May 15, 2012, 2:02 a.m.

California Governor Jerry Brown proposed heavy spending cuts Monday to compensate for the state’s $15.7 billion budget deficit. Brown’s proposal, which he presented at a press conference in Los Angeles, would cut $8.3 billion in state spending cuts to public sector employee pay, social programs and prison spending.

“I don’t like making additional cuts, and I recognize the impact they have on Californians,” Brown said in discussing the plan, according to The New York Times. “They are difficult — but necessary — in order to get us back on firm fiscal footing until California fully recovers from the global economic recession.”

The proposal would help negate the need for proposed cuts to California public schools, a topic of much debate, especially in the Bay Area. In early March, Stanford’s Occupy Meyer protest group traveled to UC-Berkeley to present an open letter at Berkeley’s Occupy Education protest against state public education cuts.
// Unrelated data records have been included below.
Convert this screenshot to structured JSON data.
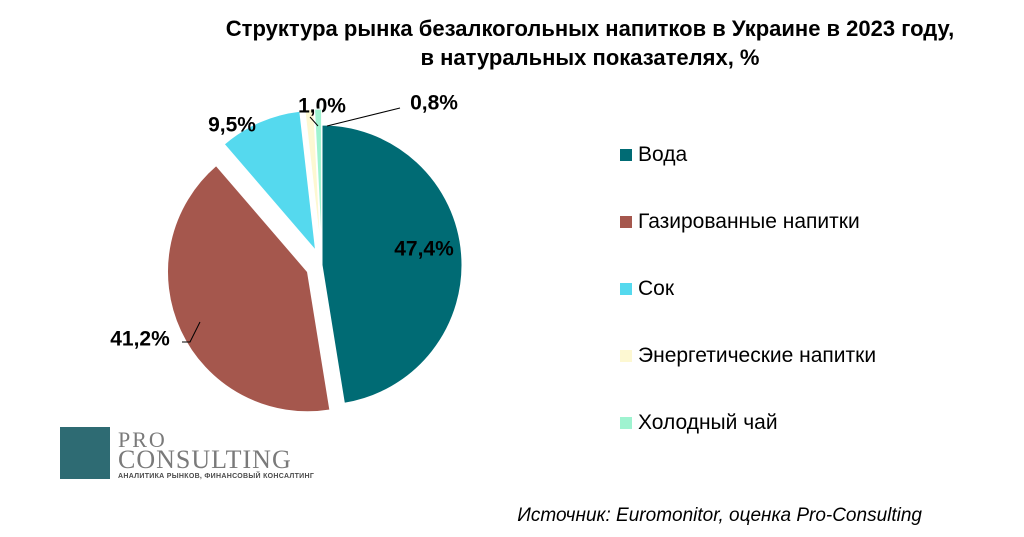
{
  "chart_data": {
    "type": "pie",
    "title": [
      "Структура рынка безалкогольных напитков в Украине в 2023 году,",
      "в натуральных показателях, %"
    ],
    "slices": [
      {
        "name": "Вода",
        "value": 47.4,
        "label": "47,4%",
        "color": "#006b74",
        "exploded": false
      },
      {
        "name": "Газированные напитки",
        "value": 41.2,
        "label": "41,2%",
        "color": "#a5574d",
        "exploded": true
      },
      {
        "name": "Сок",
        "value": 9.5,
        "label": "9,5%",
        "color": "#55d9ee",
        "exploded": true
      },
      {
        "name": "Энергетические напитки",
        "value": 1.0,
        "label": "1,0%",
        "color": "#fdf8d2",
        "exploded": true
      },
      {
        "name": "Холодный чай",
        "value": 0.8,
        "label": "0,8%",
        "color": "#9ff3d0",
        "exploded": true
      }
    ],
    "legend_position": "right"
  },
  "source": "Источник: Euromonitor, оценка Pro-Consulting",
  "logo": {
    "line1": "PRO",
    "line2": "CONSULTING",
    "tagline": "АНАЛИТИКА РЫНКОВ, ФИНАНСОВЫЙ КОНСАЛТИНГ"
  }
}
Brown has also proposed a quarter-cent sales tax hike and an additional tax on the wealthy known as the Millionaire Tax. On Monday, he said that these measures, combined with his proposed spending cuts, would result in a 16 percent increase in state public school spending.

The taxes, however, are hotly contested.

Brown said that if the cuts proposed today do not pass, the state would have to cut $6 billion from funding for public schools.